A farmer dries newly harvested corn cobs near her field in Zhuliang village of Qingzhou, Shandong province in this September 27, 2013 file photo. REUTERS/China Daily/Files

China’s efforts to cut its domestic corn stocks by shunning imports and alternatives have already roiled U.S. sorghum and renewable fuel markets, and are now poised to hit U.S. wheat prices just as a bumper harvest rolls in.

China announced two months ago that it planned to scrap its corn stockpiling system, which had left it with the biggest corn supplies in the world, put premiums on domestic prices and brought a flood of corn and alternative feed imports.

Now, sorghum is piled up in Kansas, the top producer in the United States, as farmers who planted a year ago find their hopes of Chinese demand dashed. Total sorghum stocks as of March 1 was at the highest in nearly two decades, USDA data shows, as demand fell off a cliff.

Sorghum exports to China dropped to 497,335 tonnes in March 2016 from 1.131 million tonnes a year earlier, USDA data shows.

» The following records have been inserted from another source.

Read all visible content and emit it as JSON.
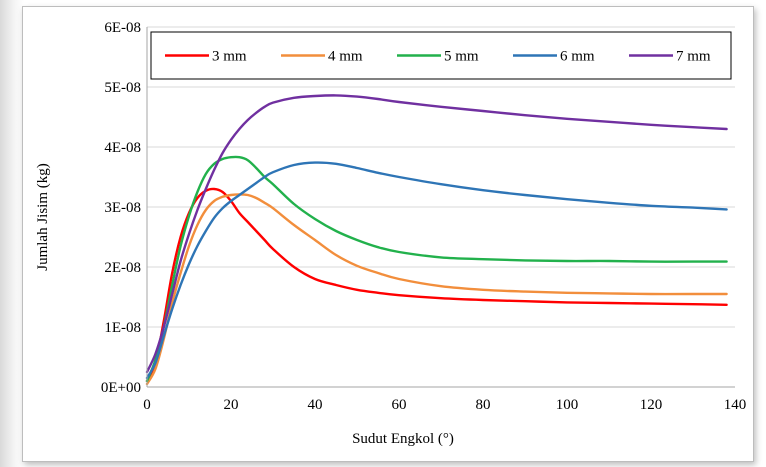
{
  "chart_data": {
    "type": "line",
    "title": "",
    "xlabel": "Sudut Engkol (°)",
    "ylabel": "Jumlah Jisim (kg)",
    "xlim": [
      0,
      140
    ],
    "ylim": [
      0,
      6e-08
    ],
    "x_ticks": [
      "0",
      "20",
      "40",
      "60",
      "80",
      "100",
      "120",
      "140"
    ],
    "y_ticks": [
      "0E+00",
      "1E-08",
      "2E-08",
      "3E-08",
      "4E-08",
      "5E-08",
      "6E-08"
    ],
    "grid": "horizontal",
    "legend_position": "top",
    "x": [
      0,
      2,
      4,
      6,
      8,
      10,
      12,
      14,
      16,
      18,
      20,
      22,
      24,
      26,
      28,
      30,
      35,
      40,
      45,
      50,
      55,
      60,
      70,
      80,
      90,
      100,
      110,
      120,
      130,
      138
    ],
    "series": [
      {
        "name": "3 mm",
        "color": "#ff0000",
        "values": [
          1e-09,
          4e-09,
          1.1e-08,
          1.9e-08,
          2.5e-08,
          2.9e-08,
          3.15e-08,
          3.27e-08,
          3.3e-08,
          3.25e-08,
          3.1e-08,
          2.9e-08,
          2.75e-08,
          2.6e-08,
          2.45e-08,
          2.3e-08,
          2e-08,
          1.8e-08,
          1.7e-08,
          1.62e-08,
          1.57e-08,
          1.53e-08,
          1.48e-08,
          1.45e-08,
          1.43e-08,
          1.41e-08,
          1.4e-08,
          1.39e-08,
          1.38e-08,
          1.37e-08
        ]
      },
      {
        "name": "4 mm",
        "color": "#f28e3c",
        "values": [
          5e-10,
          3e-09,
          8e-09,
          1.4e-08,
          1.9e-08,
          2.35e-08,
          2.7e-08,
          2.95e-08,
          3.1e-08,
          3.17e-08,
          3.2e-08,
          3.21e-08,
          3.2e-08,
          3.15e-08,
          3.07e-08,
          2.98e-08,
          2.7e-08,
          2.45e-08,
          2.2e-08,
          2.02e-08,
          1.9e-08,
          1.8e-08,
          1.68e-08,
          1.62e-08,
          1.59e-08,
          1.57e-08,
          1.56e-08,
          1.55e-08,
          1.55e-08,
          1.55e-08
        ]
      },
      {
        "name": "5 mm",
        "color": "#22b14c",
        "values": [
          1e-09,
          4.5e-09,
          1e-08,
          1.7e-08,
          2.35e-08,
          2.85e-08,
          3.25e-08,
          3.55e-08,
          3.72e-08,
          3.8e-08,
          3.83e-08,
          3.83e-08,
          3.78e-08,
          3.65e-08,
          3.5e-08,
          3.38e-08,
          3.05e-08,
          2.8e-08,
          2.6e-08,
          2.45e-08,
          2.33e-08,
          2.25e-08,
          2.16e-08,
          2.13e-08,
          2.11e-08,
          2.1e-08,
          2.1e-08,
          2.09e-08,
          2.09e-08,
          2.09e-08
        ]
      },
      {
        "name": "6 mm",
        "color": "#2e75b6",
        "values": [
          1.5e-09,
          4e-09,
          8.5e-09,
          1.3e-08,
          1.7e-08,
          2.05e-08,
          2.35e-08,
          2.6e-08,
          2.82e-08,
          2.98e-08,
          3.1e-08,
          3.2e-08,
          3.3e-08,
          3.4e-08,
          3.5e-08,
          3.58e-08,
          3.7e-08,
          3.74e-08,
          3.72e-08,
          3.65e-08,
          3.57e-08,
          3.5e-08,
          3.38e-08,
          3.28e-08,
          3.2e-08,
          3.13e-08,
          3.07e-08,
          3.02e-08,
          2.99e-08,
          2.96e-08
        ]
      },
      {
        "name": "7 mm",
        "color": "#7030a0",
        "values": [
          2.5e-09,
          5.5e-09,
          1e-08,
          1.55e-08,
          2.1e-08,
          2.55e-08,
          2.95e-08,
          3.3e-08,
          3.62e-08,
          3.9e-08,
          4.12e-08,
          4.3e-08,
          4.45e-08,
          4.57e-08,
          4.67e-08,
          4.74e-08,
          4.82e-08,
          4.85e-08,
          4.86e-08,
          4.84e-08,
          4.8e-08,
          4.75e-08,
          4.67e-08,
          4.6e-08,
          4.53e-08,
          4.47e-08,
          4.42e-08,
          4.37e-08,
          4.33e-08,
          4.3e-08
        ]
      }
    ]
  }
}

Those sorghum supplies are clogging elevators and could now weigh down wheat prices, as storage space is tight and farmers are just weeks from harvesting a bumper wheat crop.

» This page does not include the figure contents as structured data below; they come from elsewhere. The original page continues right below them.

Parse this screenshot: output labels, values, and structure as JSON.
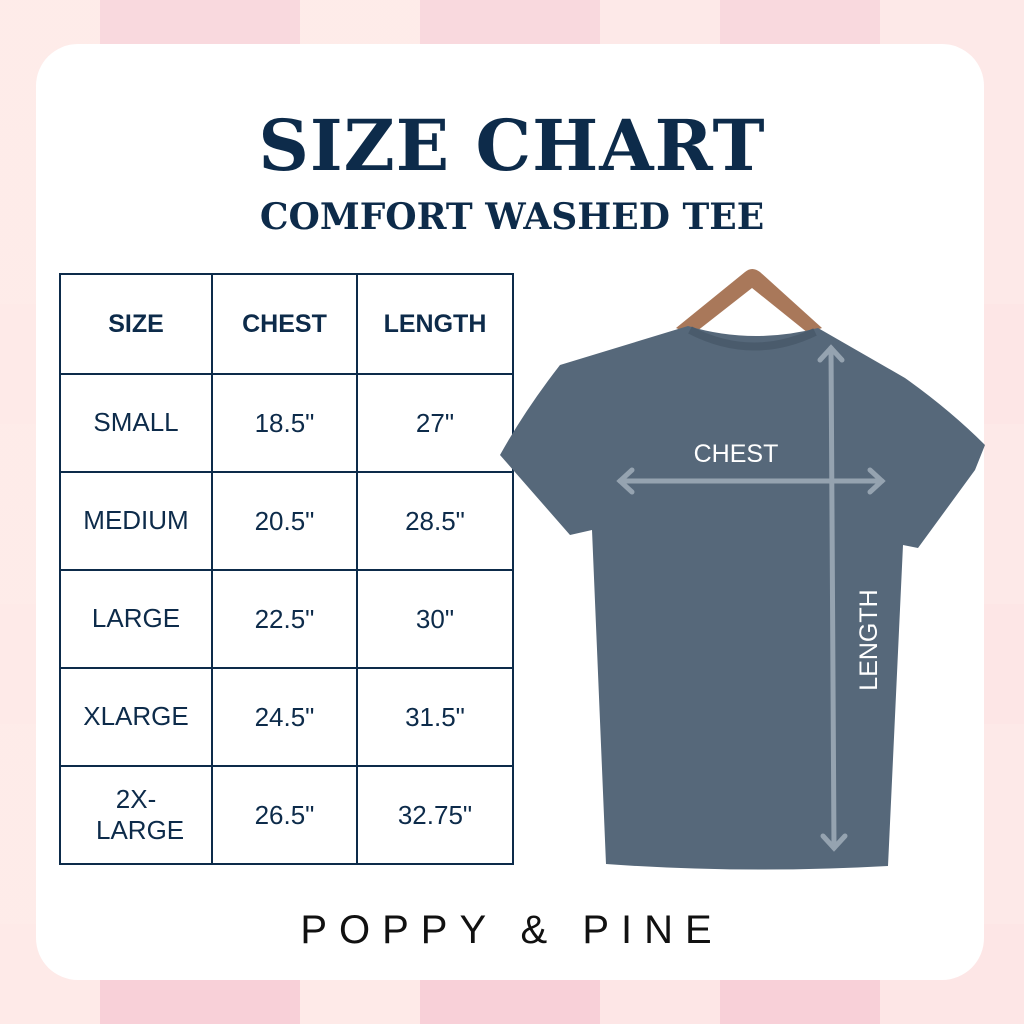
{
  "title": "SIZE CHART",
  "subtitle": "COMFORT WASHED TEE",
  "table": {
    "headers": [
      "SIZE",
      "CHEST",
      "LENGTH"
    ],
    "rows": [
      [
        "SMALL",
        "18.5\"",
        "27\""
      ],
      [
        "MEDIUM",
        "20.5\"",
        "28.5\""
      ],
      [
        "LARGE",
        "22.5\"",
        "30\""
      ],
      [
        "XLARGE",
        "24.5\"",
        "31.5\""
      ],
      [
        "2X-LARGE",
        "26.5\"",
        "32.75\""
      ]
    ]
  },
  "diagram": {
    "chest_label": "CHEST",
    "length_label": "LENGTH"
  },
  "brand": "POPPY & PINE",
  "colors": {
    "navy": "#0d2b4a",
    "tee": "#56687a",
    "background_pink": "#f9d9de"
  }
}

Cash premiums for both wheat and sorghum <0#GGC-SORG-KS> <0#GGC-WHRW-KS> are at five- to six-year lows at many elevators throughout Kansas, which is also America’s top wheat producer.

“A year ago they (elevators) were loading it (sorghum) on the rails and shipping it out to California (for export),” said Gary Millershaski, a farmer in Lakin, Kansas. “They have hardly shipped out any this year. For the last six months we’ve been thinking that it should be cheap enough to be going overseas, but it is just not.”

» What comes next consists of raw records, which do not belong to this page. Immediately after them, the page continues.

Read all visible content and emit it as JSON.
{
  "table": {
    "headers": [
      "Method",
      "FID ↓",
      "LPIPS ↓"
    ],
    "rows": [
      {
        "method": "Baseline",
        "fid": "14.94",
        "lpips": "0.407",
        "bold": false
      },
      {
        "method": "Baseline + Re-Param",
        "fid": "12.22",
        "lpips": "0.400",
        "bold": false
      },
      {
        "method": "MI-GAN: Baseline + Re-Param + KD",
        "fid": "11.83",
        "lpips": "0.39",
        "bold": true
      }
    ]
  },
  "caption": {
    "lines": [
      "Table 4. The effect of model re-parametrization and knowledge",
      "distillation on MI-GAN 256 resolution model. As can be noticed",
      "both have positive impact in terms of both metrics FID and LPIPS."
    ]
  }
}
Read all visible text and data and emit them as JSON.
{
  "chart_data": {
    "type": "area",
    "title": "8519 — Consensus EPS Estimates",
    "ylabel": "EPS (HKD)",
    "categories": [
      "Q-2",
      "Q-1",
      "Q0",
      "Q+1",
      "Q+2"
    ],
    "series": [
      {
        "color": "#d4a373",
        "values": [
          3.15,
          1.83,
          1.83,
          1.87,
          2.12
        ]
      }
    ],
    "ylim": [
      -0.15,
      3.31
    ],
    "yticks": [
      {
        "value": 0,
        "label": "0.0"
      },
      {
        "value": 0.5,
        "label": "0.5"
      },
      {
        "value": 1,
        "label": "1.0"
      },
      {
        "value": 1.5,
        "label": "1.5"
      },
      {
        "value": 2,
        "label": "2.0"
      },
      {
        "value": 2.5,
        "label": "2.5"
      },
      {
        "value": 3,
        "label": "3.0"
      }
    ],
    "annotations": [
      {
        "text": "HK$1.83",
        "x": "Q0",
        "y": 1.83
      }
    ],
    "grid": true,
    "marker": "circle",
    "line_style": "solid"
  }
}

The glut of grain at large terminals in Hutchinson and Wichita is backing up supplies at country elevators, said Warren Devore, chief operating officer of United Prairie Ag, which operates 12 elevators in southwest Kansas. As a result, some elevators will struggle to find space for wheat come harvest.

“We’re in a dry area so can put a lot of grain on the ground. Generally it’s not wheat, but it looks like we may be doing that this year,” he said.

The USDA has forecast that the U.S. wheat stockpile would balloon to 1.029 billion bushels by the end of the 2016/17 crop year, the biggest since 1987/88.

CHINA ASKS PROBING QUESTIONS ON DDGS

Exports of distillers grains (DDGs), an ethanol byproduct and animal feed, to China slid to just 121,619 tonnes in March, according to USDA data, from 469,354 tonnes in March 2015 and slumping from a record 967,529 tonnes last June.

China has launched an investigation into potential dumping and subsidizing of U.S. DDGs imports, which traders and U.S. grains industry organizations see as another step to reduce imports of corn and alternatives.

“People recognize that what is motivating this inquiry is that China is sitting on massive stockpiles of corn,” said Geoff Cooper of the Renewable Fuels Association.

The investigation is looking at more than 70 ethanol companies, and targeting three in particular, sources familiar with the investigation said: Poet LLC, Big River Resources LLC and Marquis Energy.

Those three companies were required to fill out lengthy surveys on production and pricing of DDGs, according to Tom Sleight, president of the U.S. Grains Council.